For Just $ 220, You Can Look( And Fuck) As Good As Gwyneth Paltrow
Obviously, there’s nothing too weird here until you get to the shit you can’t pronounce. Those are examples of something called “moon juices, ” which are in fact not made from the moon but from fruits, vegetables and bullshit holistic ingredients that don’t do anything. The “moon dust”( also not of the actual moon, I learned) is made from stevia and other inert ingredients, depending on the type of dust. Gwyneth recommends, among other things, the “Sex Dust” to assist sex function, because you know she likes to ride that dick like she stole it.

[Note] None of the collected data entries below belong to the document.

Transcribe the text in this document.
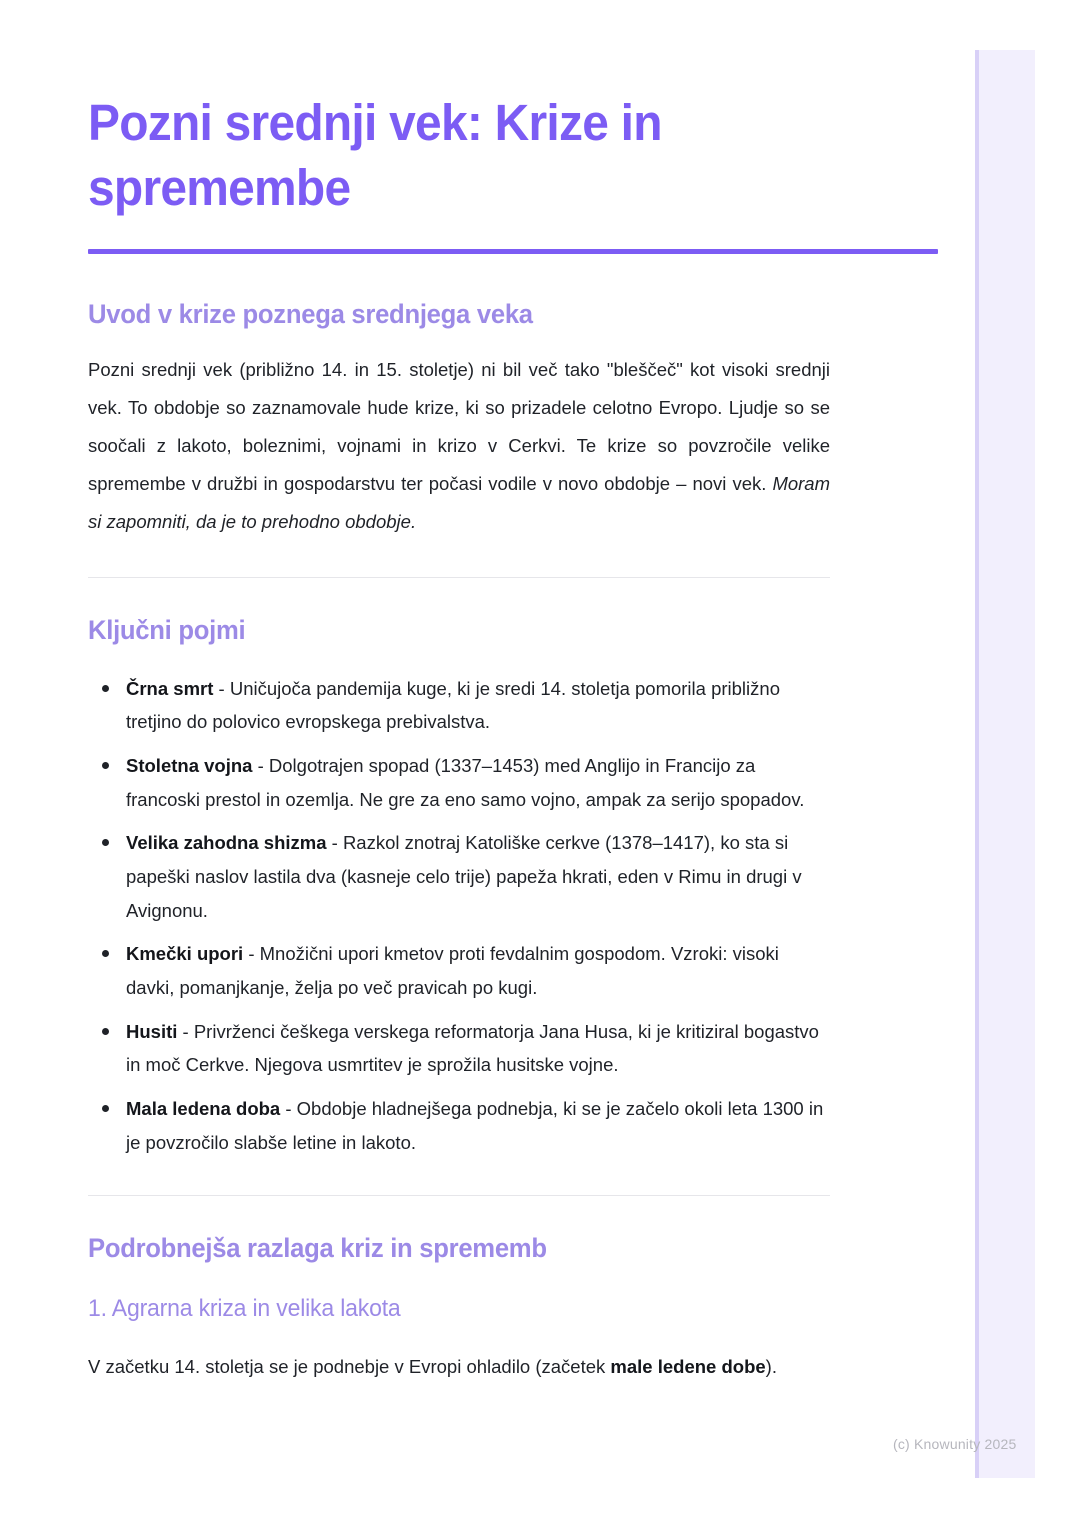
Pozni srednji vek: Krize in spremembe
Uvod v krize poznega srednjega veka

Pozni srednji vek (približno 14. in 15. stoletje) ni bil več tako "bleščeč" kot visoki srednji vek. To obdobje so zaznamovale hude krize, ki so prizadele celotno Evropo. Ljudje so se soočali z lakoto, boleznimi, vojnami in krizo v Cerkvi. Te krize so povzročile velike spremembe v družbi in gospodarstvu ter počasi vodile v novo obdobje – novi vek. Moram si zapomniti, da je to prehodno obdobje.

Ključni pojmi
Črna smrt - Uničujoča pandemija kuge, ki je sredi 14. stoletja pomorila približno tretjino do polovico evropskega prebivalstva.
Stoletna vojna - Dolgotrajen spopad (1337–1453) med Anglijo in Francijo za francoski prestol in ozemlja. Ne gre za eno samo vojno, ampak za serijo spopadov.
Velika zahodna shizma - Razkol znotraj Katoliške cerkve (1378–1417), ko sta si papeški naslov lastila dva (kasneje celo trije) papeža hkrati, eden v Rimu in drugi v Avignonu.
Kmečki upori - Množični upori kmetov proti fevdalnim gospodom. Vzroki: visoki davki, pomanjkanje, želja po več pravicah po kugi.
Husiti - Privrženci češkega verskega reformatorja Jana Husa, ki je kritiziral bogastvo in moč Cerkve. Njegova usmrtitev je sprožila husitske vojne.
Mala ledena doba - Obdobje hladnejšega podnebja, ki se je začelo okoli leta 1300 in je povzročilo slabše letine in lakoto.
Podrobnejša razlaga kriz in sprememb
1. Agrarna kriza in velika lakota

V začetku 14. stoletja se je podnebje v Evropi ohladilo (začetek male ledene dobe).

(c) Knowunity 2025
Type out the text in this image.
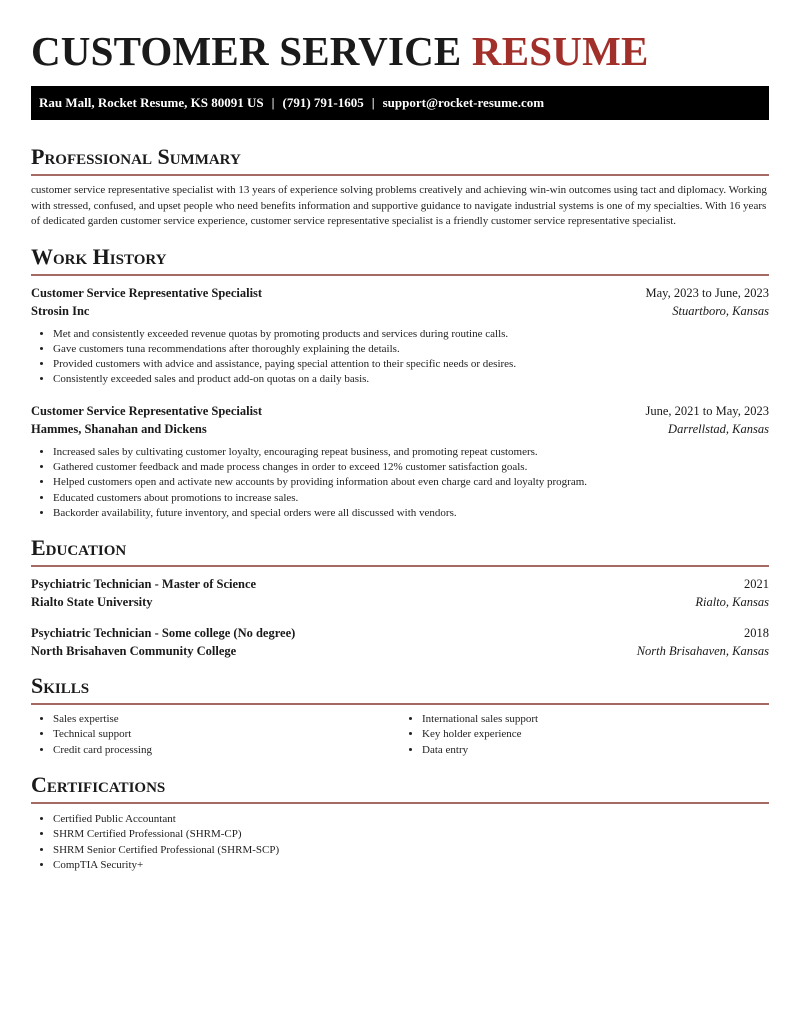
CUSTOMER SERVICE RESUME
Rau Mall, Rocket Resume, KS 80091 US | (791) 791-1605 | support@rocket-resume.com
Professional Summary
customer service representative specialist with 13 years of experience solving problems creatively and achieving win-win outcomes using tact and diplomacy. Working with stressed, confused, and upset people who need benefits information and supportive guidance to navigate industrial systems is one of my specialties. With 16 years of dedicated garden customer service experience, customer service representative specialist is a friendly customer service representative specialist.
Work History
Customer Service Representative Specialist	May, 2023 to June, 2023
Strosin Inc	Stuartboro, Kansas
• Met and consistently exceeded revenue quotas by promoting products and services during routine calls.
• Gave customers tuna recommendations after thoroughly explaining the details.
• Provided customers with advice and assistance, paying special attention to their specific needs or desires.
• Consistently exceeded sales and product add-on quotas on a daily basis.
Customer Service Representative Specialist	June, 2021 to May, 2023
Hammes, Shanahan and Dickens	Darrellstad, Kansas
• Increased sales by cultivating customer loyalty, encouraging repeat business, and promoting repeat customers.
• Gathered customer feedback and made process changes in order to exceed 12% customer satisfaction goals.
• Helped customers open and activate new accounts by providing information about even charge card and loyalty program.
• Educated customers about promotions to increase sales.
• Backorder availability, future inventory, and special orders were all discussed with vendors.
Education
Psychiatric Technician - Master of Science	2021
Rialto State University	Rialto, Kansas
Psychiatric Technician - Some college (No degree)	2018
North Brisahaven Community College	North Brisahaven, Kansas
Skills
• Sales expertise
• Technical support
• Credit card processing
• International sales support
• Key holder experience
• Data entry
Certifications
• Certified Public Accountant
• SHRM Certified Professional (SHRM-CP)
• SHRM Senior Certified Professional (SHRM-SCP)
• CompTIA Security+
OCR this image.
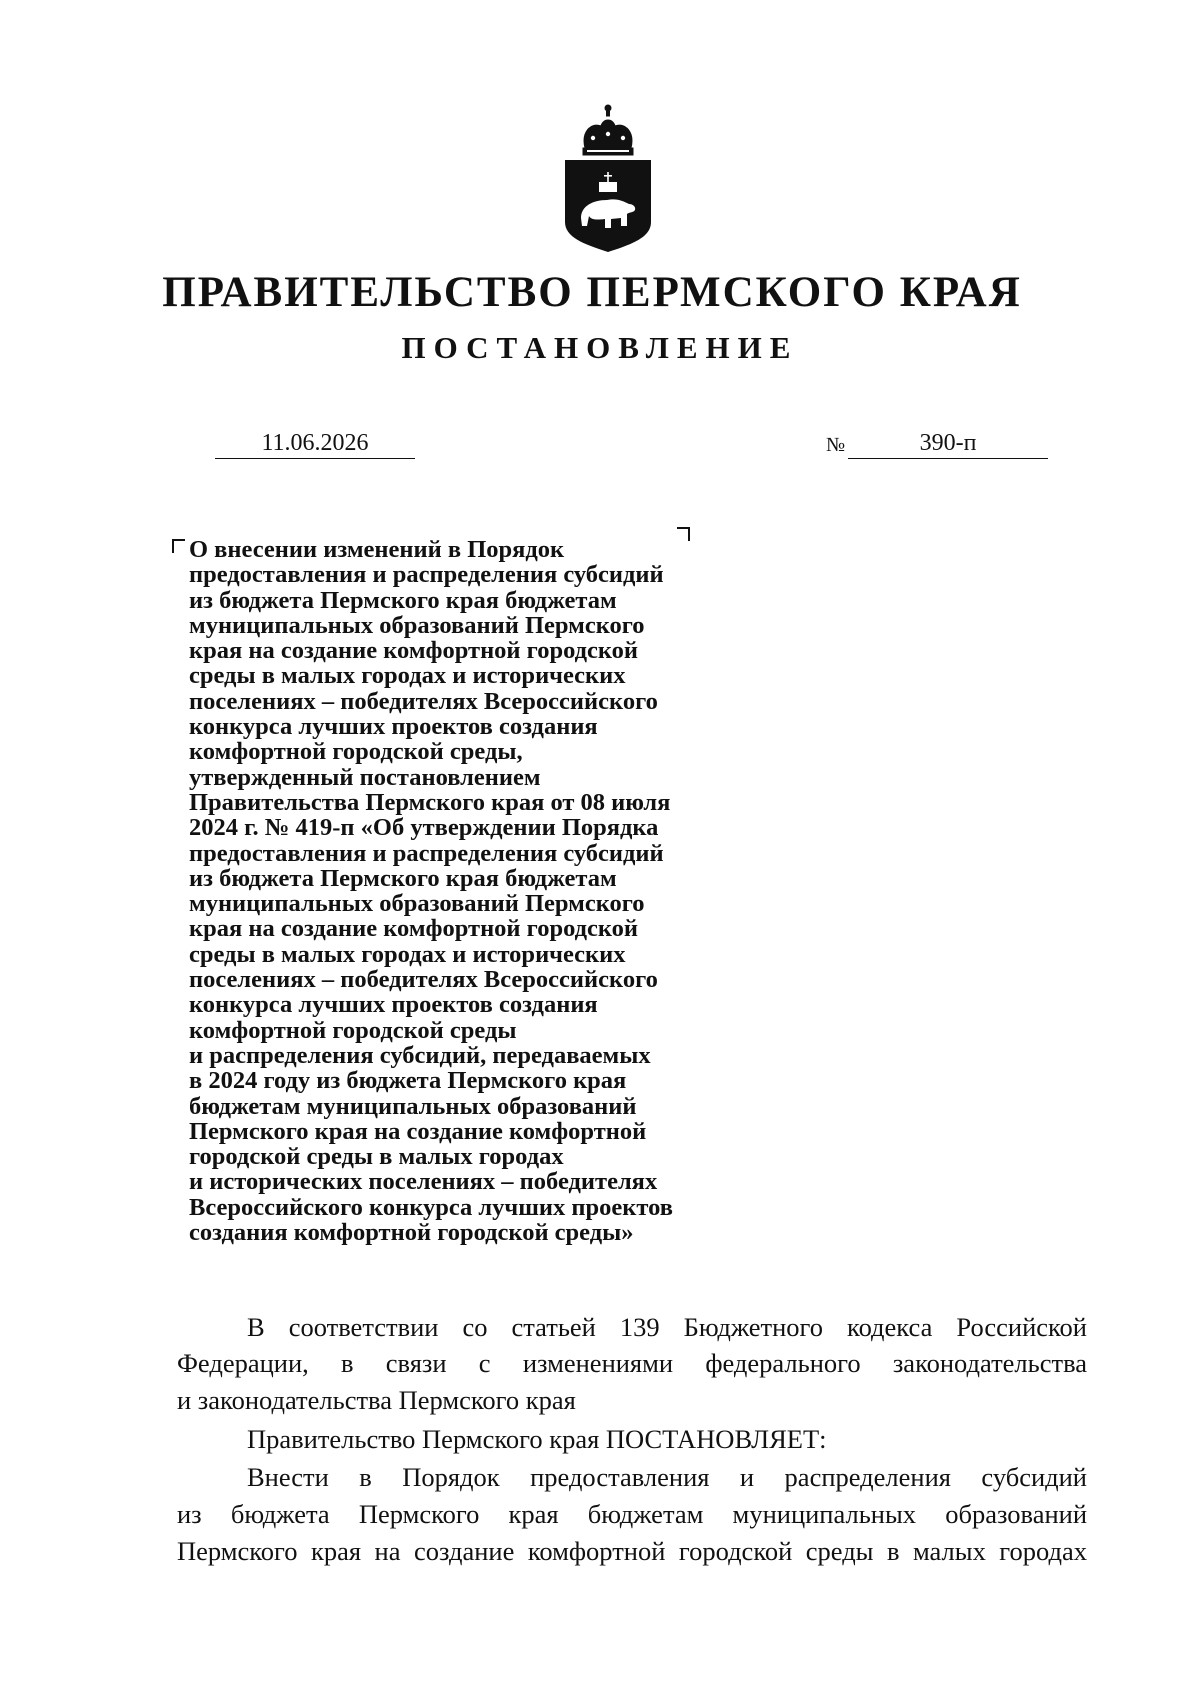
ПРАВИТЕЛЬСТВО ПЕРМСКОГО КРАЯ
ПОСТАНОВЛЕНИЕ
11.06.2026	№	390-п
О внесении изменений в Порядок
предоставления и распределения субсидий
из бюджета Пермского края бюджетам
муниципальных образований Пермского
края на создание комфортной городской
среды в малых городах и исторических
поселениях – победителях Всероссийского
конкурса лучших проектов создания
комфортной городской среды,
утвержденный постановлением
Правительства Пермского края от 08 июля
2024 г. № 419-п «Об утверждении Порядка
предоставления и распределения субсидий
из бюджета Пермского края бюджетам
муниципальных образований Пермского
края на создание комфортной городской
среды в малых городах и исторических
поселениях – победителях Всероссийского
конкурса лучших проектов создания
комфортной городской среды
и распределения субсидий, передаваемых
в 2024 году из бюджета Пермского края
бюджетам муниципальных образований
Пермского края на создание комфортной
городской среды в малых городах
и исторических поселениях – победителях
Всероссийского конкурса лучших проектов
создания комфортной городской среды»
В соответствии со статьей 139 Бюджетного кодекса Российской
Федерации, в связи с изменениями федерального законодательства
и законодательства Пермского края
Правительство Пермского края ПОСТАНОВЛЯЕТ:
Внести в Порядок предоставления и распределения субсидий
из бюджета Пермского края бюджетам муниципальных образований
Пермского края на создание комфортной городской среды в малых городах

Thealso broke down the costs of the ingredients, and amaze amaze, it’s expensive as fucking. The whole batch will run you about $220, depending on how much fucking dust you like in the morning. They very helpfully separated the costs into dollars, and also some other currency which is clearly made up 😛 TAGEND
Now, calling it $220 is a little disingenuous, because that’s for the whole starter kitwith these ingredients, you’d get 12 smoothies out of it before you had to reorder something( the moon dust ). I did the math, and it comes out to about $11.50 per serving( more if you want to quantify a “pinch” of the last two things, which I did not ). That’s still a shit-ton more than Robeks charges, but I guess if you’re the type of person to jolt steam up your vagina, spending $12 every morning isn’t a huge bother.
I’m sure this a tasty smoothie, but the whole phase of smoothies is that they’re cheap, easy ways to get a lot of nutrients into your body in a way that’s easy to digest. You don’t need to expend a month’s rent on lunar fucking dust to be healthy, and in fact here are some smoothie ideas to get you started.